Our summer seems to be continuing on and so many excuses for dinner on the deck, last week is was feeding friends and family that just accomplished a good hike in the local mountains.
I said that I would have dinner waiting for them for when they got back. I decided barbecued chicken legs would make a good main course. I have a lot of fresh herbs on my deck, so it seemed a good idea to marinate them in a herb and wine marinade, almost like a pesto.
I gathered a bunch of basil, sage and rosemary then wizzed them in the mini food processor. You could just finely chop them but this is way easier.
Marinade
One bunch of basil
2 sprigs of rosemary
2 sprigs of fresh sage
2 cloves of garlic cut into quarters
4 tablespoons of olive oil
1/4 cup of white wine
salt and pepper
Wizz the 5 ingredients together until you have a mixture about the consistency of pesto.
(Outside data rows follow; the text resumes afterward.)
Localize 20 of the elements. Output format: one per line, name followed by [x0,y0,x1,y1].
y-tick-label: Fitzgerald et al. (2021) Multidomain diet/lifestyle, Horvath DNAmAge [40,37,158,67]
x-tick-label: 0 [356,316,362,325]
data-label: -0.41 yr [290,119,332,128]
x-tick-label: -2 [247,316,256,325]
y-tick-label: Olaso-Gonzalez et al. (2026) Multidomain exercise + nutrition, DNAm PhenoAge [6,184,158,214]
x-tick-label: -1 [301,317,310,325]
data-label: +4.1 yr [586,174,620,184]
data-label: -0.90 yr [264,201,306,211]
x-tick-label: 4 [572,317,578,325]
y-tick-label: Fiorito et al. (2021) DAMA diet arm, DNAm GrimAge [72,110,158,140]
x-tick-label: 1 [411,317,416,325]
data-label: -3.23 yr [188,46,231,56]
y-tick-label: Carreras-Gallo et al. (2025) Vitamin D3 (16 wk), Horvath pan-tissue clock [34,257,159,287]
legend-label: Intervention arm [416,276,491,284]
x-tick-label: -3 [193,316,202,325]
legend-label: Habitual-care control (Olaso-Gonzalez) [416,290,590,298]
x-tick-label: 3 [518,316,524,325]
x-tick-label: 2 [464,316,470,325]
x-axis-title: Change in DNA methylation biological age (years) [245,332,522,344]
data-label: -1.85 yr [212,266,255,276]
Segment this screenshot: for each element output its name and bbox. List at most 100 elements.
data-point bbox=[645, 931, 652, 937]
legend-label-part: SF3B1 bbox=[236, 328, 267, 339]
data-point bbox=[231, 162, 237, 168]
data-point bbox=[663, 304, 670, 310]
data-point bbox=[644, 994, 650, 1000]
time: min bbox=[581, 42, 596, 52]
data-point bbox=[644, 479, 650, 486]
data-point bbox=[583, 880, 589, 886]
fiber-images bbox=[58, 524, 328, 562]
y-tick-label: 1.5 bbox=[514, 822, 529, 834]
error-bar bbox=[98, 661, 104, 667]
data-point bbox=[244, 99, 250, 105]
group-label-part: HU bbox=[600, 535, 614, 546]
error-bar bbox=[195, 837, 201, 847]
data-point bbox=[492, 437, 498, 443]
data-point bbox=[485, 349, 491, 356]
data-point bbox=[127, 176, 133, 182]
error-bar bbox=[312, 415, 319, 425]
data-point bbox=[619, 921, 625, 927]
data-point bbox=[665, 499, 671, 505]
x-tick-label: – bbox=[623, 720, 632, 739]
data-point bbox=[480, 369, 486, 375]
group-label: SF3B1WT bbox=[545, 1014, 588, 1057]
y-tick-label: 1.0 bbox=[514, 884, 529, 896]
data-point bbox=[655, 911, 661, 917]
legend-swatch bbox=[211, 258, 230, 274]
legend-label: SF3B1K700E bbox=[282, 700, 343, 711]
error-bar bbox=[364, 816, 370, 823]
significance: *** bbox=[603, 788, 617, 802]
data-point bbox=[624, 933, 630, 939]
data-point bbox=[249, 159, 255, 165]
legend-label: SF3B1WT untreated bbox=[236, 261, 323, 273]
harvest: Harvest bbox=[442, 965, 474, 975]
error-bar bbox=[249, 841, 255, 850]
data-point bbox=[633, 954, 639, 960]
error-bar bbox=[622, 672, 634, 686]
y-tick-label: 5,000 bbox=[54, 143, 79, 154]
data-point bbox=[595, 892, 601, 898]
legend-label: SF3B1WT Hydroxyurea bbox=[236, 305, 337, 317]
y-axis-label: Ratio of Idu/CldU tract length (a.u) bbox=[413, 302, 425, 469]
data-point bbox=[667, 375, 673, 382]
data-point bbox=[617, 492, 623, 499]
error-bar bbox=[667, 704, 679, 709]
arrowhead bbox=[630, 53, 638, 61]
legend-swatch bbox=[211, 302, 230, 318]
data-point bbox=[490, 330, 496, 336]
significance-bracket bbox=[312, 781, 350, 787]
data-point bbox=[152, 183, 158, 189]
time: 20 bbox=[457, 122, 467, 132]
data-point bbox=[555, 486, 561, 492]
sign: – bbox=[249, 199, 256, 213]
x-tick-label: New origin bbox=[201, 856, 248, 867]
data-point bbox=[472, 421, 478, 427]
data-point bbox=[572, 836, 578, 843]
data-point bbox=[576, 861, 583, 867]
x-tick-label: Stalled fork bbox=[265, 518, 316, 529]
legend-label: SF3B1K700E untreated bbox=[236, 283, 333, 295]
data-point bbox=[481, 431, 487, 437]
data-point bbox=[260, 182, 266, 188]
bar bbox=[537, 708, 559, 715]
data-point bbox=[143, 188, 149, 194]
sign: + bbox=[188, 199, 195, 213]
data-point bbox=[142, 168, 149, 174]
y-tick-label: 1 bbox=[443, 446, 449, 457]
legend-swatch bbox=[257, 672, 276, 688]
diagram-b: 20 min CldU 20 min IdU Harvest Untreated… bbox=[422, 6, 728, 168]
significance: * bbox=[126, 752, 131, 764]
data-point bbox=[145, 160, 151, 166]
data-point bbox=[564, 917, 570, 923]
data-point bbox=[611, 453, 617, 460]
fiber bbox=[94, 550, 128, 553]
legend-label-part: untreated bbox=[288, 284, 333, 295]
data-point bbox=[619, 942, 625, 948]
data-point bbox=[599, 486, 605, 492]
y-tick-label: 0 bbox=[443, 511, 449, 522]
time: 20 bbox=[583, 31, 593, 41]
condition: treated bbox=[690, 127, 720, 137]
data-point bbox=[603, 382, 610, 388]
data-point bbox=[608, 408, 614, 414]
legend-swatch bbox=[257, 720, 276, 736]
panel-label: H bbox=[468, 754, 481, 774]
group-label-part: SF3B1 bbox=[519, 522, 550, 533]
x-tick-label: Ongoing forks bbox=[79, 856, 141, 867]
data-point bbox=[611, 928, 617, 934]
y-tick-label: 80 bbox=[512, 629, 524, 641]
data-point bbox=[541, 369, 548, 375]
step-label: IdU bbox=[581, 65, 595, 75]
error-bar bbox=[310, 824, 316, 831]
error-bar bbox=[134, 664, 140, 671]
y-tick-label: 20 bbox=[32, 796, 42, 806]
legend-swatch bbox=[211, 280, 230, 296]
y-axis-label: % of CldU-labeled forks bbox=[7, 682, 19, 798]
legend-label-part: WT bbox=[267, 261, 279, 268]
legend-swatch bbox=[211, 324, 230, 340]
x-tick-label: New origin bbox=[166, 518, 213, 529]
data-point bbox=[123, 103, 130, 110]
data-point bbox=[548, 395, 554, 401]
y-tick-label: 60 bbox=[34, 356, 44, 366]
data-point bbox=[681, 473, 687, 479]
Add this mixture to a large ziploc bag along with the wine and chicken legs.
Close and mush around to totally surround the chicken.
Place this in the fridge to marinate for a couple of hours or overnight. Though I have to say the amount of times that I remember to prepare something the night before are sadly few and far between.
Preheat the grill then cook over indirect heat, or you could roast in a 400 oven.
I cooked these for about 45 minutes until they were golden and cooked through.